There are a few different ways to create a new file on the command line. The most simple way to create a blank file is to use the touch
command, followed by the path to the file you want to create. In this example we are going to create a new journal entry using touch:
touch journal-2017-01-24.txt
ls
## journal-2017-01-24.txt
Another easy way to create a file is using output redirection. Output redirection stores text that would be normally printed to the command line in a text file. You can use output redirection by typing the greater-than sign>
at the end of a command followed by the name of the new file that will contain the output from the proceeding command. Let's try an example using echo:
$ echo "I'm in the terminal."
## I'm in the terminal.
echo "I'm in the file." > echo-out.txt
Only the first command printed output to the terminal. Let's see if the second command worked:
ls
## Desktop
## Documents
## Photos
## Music
## Code
## journal-2017-01-24.txt
## echo-out.txt
cat echo-out.txt
## I'm in the file.
It worked! You can also append text to the end of a file using two greater-than signs >>
. Let's try this feature out:
echo "I have been appended." >> echo-out.txt
cat echo-out.txt
## I'm in the file.
## I have been appended.
Now for a word of warning. Imagine that you want to append another line to the end of echo-out.txt, so you type echo "A third line." > echo-out.txt into the terminal when really you meant to type echo "A third line." >> echo-out.txt. Let's see what happens:
echo "A third line." > echo-out.txt
cat echo-out.txt
## A third line.
Unfortunately we have unintentionally overwritten what was already contained in echo-out.txt. There is no undo button in Unix so we will have to live with this mistake. This is the first of several lessons demonstrating the damage that you should try to avoid inflicting with Unix. Make sure to take extra care when executing commands that can modify or delete a file, a typo in the command can be potentially devastating. Thankfully there are a few strategies for protecting yourself from mistakes, including managing permissions for files
Finally we should discuss how to create and edit text files. There are several file editors that are available for your terminal including vim and emacs. Here the one text editor we will discuss using is called nano
. It is a very simply text editor that use your entire terminal window. Let's create and edit todo.txt using nano
:
nano todo.txt
GNU nano 2.0.6 File: todo.txt
^G Get Help ^O WriteOut ^R Read File ^Y Prev Page ^K Cut Text ^C Cur Pos
^X Exit ^J Justify ^W Where Is ^V Next Page ^U UnCut Text ^T To Spell
Once you have started nano
you can start editing the text file. The top line of the nano editor shows the file you are currently working on, and the bottom two lines show a few commands that you can use in nano. The caret character (^
) represents the Control
key on your keyboard, so you can for example type Control
+ O
in order to save the changes you have made to the text file, or Control
+ X
in order to exit nano
and go back to the prompt.
GNU nano 2.0.6 File: todo.txt
- email Jaime
- write bioinformatic protocols
- write final section of "R command Line"

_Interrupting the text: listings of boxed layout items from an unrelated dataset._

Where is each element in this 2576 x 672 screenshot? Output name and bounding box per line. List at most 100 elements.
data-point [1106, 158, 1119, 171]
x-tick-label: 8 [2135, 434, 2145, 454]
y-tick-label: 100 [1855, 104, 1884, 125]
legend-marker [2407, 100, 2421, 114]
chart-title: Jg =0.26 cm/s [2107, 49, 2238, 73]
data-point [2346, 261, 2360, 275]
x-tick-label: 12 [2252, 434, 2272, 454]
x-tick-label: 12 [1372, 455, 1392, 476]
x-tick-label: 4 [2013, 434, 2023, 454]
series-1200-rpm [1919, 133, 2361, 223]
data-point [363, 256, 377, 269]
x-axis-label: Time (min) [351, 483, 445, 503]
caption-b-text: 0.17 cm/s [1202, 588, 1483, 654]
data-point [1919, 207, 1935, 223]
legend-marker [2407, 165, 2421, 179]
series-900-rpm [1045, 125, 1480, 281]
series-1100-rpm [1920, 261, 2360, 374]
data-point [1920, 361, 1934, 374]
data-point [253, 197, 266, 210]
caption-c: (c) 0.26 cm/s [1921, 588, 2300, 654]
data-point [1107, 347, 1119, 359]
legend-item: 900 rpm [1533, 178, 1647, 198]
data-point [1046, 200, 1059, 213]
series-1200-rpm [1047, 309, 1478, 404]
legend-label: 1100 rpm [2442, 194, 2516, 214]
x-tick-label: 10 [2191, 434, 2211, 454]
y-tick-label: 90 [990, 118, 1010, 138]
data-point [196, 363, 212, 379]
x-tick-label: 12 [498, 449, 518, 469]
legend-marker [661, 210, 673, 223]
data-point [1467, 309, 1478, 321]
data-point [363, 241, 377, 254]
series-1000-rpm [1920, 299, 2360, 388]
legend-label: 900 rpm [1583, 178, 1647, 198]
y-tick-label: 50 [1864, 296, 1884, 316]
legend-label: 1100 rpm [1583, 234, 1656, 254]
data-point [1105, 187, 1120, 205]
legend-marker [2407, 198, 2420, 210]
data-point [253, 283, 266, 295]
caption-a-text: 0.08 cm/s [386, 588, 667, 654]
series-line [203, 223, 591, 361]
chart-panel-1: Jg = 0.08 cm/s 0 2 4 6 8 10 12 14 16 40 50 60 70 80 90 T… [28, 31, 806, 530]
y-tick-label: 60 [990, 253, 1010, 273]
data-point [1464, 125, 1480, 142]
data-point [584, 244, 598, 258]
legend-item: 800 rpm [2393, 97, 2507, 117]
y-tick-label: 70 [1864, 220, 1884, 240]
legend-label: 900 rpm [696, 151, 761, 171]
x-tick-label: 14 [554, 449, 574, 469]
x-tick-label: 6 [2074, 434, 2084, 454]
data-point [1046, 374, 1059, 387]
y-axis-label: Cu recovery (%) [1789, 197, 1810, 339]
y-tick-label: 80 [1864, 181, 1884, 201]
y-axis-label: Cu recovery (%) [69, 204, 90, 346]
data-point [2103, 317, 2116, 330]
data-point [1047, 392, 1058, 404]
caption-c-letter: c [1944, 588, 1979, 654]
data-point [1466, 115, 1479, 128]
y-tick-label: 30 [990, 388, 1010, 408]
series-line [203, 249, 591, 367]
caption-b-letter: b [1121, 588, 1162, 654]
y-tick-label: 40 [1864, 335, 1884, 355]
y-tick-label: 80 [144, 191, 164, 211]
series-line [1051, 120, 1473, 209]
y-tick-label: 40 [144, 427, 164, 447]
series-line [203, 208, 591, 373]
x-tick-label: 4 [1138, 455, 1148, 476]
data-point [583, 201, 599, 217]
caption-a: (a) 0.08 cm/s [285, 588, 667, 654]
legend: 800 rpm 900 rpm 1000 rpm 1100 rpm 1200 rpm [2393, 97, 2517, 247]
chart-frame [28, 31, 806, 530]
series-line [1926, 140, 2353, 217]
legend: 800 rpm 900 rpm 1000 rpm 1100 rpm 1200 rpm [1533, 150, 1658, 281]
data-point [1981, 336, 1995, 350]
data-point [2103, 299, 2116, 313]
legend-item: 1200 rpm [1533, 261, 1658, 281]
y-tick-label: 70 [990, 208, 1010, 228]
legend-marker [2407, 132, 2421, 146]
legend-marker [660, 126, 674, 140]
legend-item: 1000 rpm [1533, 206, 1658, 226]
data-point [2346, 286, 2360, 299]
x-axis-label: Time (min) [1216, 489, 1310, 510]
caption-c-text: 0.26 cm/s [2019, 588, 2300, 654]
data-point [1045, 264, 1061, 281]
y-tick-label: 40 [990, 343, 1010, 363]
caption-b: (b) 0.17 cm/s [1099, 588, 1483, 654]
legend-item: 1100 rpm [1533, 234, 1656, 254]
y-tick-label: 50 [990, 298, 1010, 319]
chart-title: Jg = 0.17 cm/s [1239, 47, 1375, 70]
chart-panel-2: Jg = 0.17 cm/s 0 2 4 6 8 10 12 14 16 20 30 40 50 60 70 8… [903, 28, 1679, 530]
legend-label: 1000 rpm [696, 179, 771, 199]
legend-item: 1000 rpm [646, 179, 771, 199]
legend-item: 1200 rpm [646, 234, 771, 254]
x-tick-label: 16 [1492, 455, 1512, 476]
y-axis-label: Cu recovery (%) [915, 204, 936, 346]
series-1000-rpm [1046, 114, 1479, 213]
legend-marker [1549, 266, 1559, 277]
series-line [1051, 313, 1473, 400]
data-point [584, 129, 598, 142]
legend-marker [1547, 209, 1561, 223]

^G Get Help ^O WriteOut ^R Read File ^Y Prev Page ^K Cut Text ^C Cur Pos
^X Exit ^J Justify ^W Where Is ^V Next Page ^U UnCut Text ^T To Spell
nano
is a good editor for beginners because it works similarly to word processors you have used before. You can use the arrow keys in order to move your cursor around the file, and the rest of the keys on your keyboard work as expected. Let's add an item to the to-do list and then we will save and exit nano
by typing Control
+ O
followed by Control
+ X
.
Now let's quickly check if those changes were saved correctly:
cat todo.txt
## - email Jaime
## - write bioinformatic protocols
## - write final section of "R command Line"
We should note here that a directory
is merely a special type of file
. So the rules and conventions for naming files apply also to directories.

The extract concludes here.